Une démission qui secoue l’armée gambienne
En Gambie, la démission du chef d’état-major des armées a créé un véritable choc politique et institutionnel. Le lieutenant-général Mamat O. A. Cham a quitté ses fonctions avec effet immédiat après l’acceptation de sa démission par le président Adama Barrow. Cette affaire attire d’autant plus l’attention qu’elle s’inscrit dans un contexte déjà marqué par de fortes critiques sur la corruption et la mauvaise gouvernance.
Des accusations graves au cœur du dossier
Selon le communiqué présidentiel, Mamat Cham a évoqué lui-même, dans sa lettre de démission, des allégations répétées de faute professionnelle et d’abus de pouvoir. L’ancien chef militaire a toutefois fermement rejeté les accusations portées contre lui. L’affaire a pris de l’ampleur sur les réseaux sociaux, où plusieurs éléments ont circulé, nourrissant un débat public déjà très sensible autour de la transparence dans les institutions de l’État.

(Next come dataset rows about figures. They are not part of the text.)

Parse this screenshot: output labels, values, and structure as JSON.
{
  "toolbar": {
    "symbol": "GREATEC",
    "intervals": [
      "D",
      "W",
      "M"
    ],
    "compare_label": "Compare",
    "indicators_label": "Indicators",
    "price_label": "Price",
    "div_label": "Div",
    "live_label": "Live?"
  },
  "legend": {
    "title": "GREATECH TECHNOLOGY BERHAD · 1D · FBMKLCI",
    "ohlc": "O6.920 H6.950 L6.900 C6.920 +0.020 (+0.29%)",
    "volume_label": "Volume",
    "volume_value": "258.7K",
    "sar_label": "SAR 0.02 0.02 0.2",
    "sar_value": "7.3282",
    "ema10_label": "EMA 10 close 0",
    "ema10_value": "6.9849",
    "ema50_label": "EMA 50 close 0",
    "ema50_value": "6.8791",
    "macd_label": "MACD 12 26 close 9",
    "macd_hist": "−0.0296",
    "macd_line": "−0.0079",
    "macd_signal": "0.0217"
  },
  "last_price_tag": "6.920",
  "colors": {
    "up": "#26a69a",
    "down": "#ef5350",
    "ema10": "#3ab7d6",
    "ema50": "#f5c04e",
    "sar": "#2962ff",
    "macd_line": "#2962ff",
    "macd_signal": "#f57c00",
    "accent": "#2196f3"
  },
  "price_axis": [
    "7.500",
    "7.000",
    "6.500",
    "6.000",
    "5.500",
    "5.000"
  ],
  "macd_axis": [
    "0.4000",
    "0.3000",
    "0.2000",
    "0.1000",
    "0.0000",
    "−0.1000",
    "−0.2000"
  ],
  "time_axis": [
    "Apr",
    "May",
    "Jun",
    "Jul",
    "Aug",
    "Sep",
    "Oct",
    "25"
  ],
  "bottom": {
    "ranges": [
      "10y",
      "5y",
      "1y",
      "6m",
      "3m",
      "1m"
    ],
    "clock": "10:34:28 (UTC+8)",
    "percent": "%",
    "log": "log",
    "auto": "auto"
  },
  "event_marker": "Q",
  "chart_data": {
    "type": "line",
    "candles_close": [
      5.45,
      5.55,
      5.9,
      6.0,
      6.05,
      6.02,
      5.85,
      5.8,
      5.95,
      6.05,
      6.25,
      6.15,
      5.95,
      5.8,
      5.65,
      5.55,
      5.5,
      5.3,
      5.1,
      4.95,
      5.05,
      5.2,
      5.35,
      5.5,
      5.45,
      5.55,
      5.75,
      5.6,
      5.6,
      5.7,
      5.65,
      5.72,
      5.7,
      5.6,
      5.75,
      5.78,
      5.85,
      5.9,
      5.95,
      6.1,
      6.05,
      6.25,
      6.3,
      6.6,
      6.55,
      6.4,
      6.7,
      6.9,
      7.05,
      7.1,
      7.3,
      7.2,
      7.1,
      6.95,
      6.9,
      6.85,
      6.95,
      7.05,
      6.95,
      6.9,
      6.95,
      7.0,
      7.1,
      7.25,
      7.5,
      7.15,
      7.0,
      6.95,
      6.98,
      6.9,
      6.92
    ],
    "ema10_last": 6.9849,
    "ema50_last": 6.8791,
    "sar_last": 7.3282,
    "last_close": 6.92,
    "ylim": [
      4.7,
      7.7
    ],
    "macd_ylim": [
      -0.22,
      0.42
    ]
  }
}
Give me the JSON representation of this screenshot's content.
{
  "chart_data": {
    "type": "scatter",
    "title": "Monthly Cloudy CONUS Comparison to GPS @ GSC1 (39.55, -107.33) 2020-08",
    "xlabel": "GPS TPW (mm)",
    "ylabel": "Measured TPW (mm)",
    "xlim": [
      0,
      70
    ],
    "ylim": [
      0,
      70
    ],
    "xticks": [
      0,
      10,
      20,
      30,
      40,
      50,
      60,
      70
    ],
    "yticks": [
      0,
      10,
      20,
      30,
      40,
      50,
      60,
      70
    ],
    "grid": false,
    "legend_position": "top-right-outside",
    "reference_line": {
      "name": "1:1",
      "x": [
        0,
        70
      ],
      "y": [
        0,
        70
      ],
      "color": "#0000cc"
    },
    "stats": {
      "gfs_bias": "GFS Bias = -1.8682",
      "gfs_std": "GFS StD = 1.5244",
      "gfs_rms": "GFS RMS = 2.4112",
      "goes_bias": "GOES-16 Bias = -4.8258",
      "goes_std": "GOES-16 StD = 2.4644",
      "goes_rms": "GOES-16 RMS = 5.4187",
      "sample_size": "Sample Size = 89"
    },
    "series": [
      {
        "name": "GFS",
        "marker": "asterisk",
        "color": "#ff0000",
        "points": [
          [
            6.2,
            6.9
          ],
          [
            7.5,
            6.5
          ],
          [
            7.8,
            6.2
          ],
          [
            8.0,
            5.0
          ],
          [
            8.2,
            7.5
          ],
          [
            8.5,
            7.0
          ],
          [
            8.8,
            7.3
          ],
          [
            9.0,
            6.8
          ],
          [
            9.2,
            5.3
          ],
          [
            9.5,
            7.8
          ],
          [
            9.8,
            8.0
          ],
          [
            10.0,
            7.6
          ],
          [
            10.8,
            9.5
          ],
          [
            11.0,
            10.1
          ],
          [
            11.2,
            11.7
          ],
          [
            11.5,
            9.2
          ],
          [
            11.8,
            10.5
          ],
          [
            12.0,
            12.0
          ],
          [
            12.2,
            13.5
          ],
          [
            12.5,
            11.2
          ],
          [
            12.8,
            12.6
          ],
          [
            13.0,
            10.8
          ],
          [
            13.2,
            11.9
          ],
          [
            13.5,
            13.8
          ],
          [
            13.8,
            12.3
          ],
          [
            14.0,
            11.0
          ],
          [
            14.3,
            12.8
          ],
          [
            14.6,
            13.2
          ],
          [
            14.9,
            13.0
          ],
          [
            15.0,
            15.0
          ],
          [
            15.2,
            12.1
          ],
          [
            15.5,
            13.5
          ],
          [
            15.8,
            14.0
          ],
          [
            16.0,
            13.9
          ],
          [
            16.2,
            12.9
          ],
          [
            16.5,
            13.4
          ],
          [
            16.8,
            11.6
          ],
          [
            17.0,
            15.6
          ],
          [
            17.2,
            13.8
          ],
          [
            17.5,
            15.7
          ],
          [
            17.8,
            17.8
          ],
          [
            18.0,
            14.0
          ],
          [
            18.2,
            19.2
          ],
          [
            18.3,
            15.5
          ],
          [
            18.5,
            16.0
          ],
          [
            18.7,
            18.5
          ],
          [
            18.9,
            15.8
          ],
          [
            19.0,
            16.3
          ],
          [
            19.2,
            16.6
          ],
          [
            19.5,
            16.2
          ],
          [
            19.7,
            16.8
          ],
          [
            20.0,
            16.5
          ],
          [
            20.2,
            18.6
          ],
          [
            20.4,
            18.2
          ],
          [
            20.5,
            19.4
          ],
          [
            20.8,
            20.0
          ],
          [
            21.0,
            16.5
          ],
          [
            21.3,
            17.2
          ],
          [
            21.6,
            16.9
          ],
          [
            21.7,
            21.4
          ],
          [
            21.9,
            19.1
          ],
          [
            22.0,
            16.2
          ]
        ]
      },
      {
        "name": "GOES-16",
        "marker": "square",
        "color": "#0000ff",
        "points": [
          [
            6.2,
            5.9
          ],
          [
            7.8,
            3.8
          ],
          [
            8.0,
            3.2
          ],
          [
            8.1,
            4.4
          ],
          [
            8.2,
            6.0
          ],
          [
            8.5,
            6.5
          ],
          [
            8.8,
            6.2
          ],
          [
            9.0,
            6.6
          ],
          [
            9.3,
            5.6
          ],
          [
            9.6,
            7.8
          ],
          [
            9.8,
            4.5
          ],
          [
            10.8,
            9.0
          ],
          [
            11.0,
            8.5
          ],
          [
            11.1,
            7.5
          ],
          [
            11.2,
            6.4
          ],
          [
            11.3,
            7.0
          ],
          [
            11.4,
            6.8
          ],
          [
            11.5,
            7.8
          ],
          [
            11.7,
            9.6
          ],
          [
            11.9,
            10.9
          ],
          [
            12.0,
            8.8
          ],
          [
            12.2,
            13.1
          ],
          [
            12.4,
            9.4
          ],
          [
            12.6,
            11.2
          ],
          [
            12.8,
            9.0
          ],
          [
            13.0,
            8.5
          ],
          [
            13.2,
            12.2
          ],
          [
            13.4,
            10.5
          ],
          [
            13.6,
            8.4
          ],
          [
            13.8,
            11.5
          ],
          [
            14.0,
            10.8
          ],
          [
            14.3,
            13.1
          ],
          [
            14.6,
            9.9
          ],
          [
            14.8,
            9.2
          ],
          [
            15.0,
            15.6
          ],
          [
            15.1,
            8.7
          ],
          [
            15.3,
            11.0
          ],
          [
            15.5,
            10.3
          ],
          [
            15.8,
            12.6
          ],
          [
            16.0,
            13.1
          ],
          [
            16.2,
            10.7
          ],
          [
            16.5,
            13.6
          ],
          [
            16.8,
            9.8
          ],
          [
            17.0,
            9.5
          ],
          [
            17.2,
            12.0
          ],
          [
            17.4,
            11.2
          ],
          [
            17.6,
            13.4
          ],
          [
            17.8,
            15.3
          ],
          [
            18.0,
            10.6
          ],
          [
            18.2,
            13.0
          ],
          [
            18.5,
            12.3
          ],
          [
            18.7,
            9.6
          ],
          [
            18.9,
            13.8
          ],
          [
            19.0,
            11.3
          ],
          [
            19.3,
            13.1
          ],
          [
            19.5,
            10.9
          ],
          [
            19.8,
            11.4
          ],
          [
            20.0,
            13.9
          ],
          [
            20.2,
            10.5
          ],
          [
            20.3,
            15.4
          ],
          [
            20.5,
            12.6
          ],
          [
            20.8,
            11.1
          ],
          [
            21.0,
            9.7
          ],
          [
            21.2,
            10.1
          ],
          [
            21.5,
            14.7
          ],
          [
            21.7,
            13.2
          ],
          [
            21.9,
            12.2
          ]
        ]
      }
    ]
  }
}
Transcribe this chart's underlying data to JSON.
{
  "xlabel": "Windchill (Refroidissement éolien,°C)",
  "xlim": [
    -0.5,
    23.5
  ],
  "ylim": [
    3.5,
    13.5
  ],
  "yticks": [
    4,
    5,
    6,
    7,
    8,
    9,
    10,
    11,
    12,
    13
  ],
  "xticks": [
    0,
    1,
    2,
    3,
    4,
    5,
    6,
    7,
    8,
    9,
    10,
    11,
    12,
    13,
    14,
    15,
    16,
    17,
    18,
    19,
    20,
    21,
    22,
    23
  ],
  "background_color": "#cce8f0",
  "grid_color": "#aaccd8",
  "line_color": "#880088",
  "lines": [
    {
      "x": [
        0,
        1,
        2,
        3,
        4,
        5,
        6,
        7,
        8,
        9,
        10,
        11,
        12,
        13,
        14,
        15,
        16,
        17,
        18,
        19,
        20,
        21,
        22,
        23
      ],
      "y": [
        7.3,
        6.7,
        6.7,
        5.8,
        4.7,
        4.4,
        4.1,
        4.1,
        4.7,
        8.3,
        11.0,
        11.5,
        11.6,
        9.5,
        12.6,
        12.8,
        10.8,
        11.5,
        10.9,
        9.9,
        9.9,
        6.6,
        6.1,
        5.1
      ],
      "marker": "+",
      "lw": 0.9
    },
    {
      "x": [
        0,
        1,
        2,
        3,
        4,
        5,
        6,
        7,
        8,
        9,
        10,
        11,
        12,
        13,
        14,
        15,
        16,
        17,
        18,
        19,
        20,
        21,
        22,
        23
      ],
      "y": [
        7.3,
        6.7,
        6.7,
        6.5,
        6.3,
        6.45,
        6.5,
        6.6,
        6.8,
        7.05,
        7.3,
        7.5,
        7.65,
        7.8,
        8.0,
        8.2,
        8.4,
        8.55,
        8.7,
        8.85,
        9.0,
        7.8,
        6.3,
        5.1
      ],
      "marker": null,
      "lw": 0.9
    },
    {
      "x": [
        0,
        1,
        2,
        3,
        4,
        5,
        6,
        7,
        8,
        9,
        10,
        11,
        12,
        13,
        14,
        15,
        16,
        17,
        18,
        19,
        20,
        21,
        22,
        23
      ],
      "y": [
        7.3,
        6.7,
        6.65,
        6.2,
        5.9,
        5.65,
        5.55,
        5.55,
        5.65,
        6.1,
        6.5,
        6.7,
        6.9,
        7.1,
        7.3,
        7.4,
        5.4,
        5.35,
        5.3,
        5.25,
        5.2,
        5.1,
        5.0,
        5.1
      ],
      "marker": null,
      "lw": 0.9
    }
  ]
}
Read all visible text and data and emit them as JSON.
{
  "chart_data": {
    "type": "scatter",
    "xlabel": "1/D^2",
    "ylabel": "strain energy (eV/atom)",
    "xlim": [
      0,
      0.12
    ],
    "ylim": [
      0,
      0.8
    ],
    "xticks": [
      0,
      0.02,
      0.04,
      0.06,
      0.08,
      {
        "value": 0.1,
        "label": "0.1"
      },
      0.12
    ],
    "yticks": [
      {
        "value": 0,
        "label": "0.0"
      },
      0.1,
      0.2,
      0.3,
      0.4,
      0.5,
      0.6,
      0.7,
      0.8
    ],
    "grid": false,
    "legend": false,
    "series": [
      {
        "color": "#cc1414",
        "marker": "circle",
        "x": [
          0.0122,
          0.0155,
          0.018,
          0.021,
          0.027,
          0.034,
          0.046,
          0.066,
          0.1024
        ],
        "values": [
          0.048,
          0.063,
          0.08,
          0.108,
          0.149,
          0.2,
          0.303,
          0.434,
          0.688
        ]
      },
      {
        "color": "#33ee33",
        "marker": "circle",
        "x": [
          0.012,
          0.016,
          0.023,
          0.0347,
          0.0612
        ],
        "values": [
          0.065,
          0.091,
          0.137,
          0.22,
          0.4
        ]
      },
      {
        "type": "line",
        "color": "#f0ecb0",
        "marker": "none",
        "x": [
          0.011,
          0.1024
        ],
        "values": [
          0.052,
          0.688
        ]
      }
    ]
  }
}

- Usage présumé de son influence pour favoriser son fils dans une école militaire au Maroc
- Récupération supposée de bateaux saisis pour lancer une activité privée
- Acquisition contestée d’un terrain dans la province de Farafenni
- Détournement allégué de circuits d’approvisionnement militaires
Le rôle clé de Modou Saine dans la révélation
À l’origine de ces révélations se trouve Modou Saine, ancien assistant personnel du lieutenant-général Cham, récemment révoqué de l’armée. C’est sur la plateforme gambienne What’s On Gambia qu’il a publié une série de documents visant directement le haut gradé. Ces éléments ont donné une visibilité immédiate à l’affaire, transformant un dossier interne en sujet de débat national.
Le cas illustre aussi la puissance des médias numériques dans la circulation de l’information en Gambie, où des accusations relayées en ligne peuvent rapidement prendre une dimension politique. Les réseaux sociaux servent ici de caisse de résonance à des tensions déjà anciennes entre l’opinion publique et les élites au pouvoir.
La défense de Mamat Cham et sa version des faits
Face à la vague d’accusations, Mamat Cham a répondu lors d’un long entretien téléphonique accordé au blogueur gambien Babucarr Bahoum. Il a nié l’ensemble des faits qui lui sont reprochés, affirmant qu’il n’a jamais utilisé sa position pour servir des intérêts personnels. Selon lui, sa décision de partir visait d’abord à protéger sa famille et à préserver l’intégrité de l’armée gambienne.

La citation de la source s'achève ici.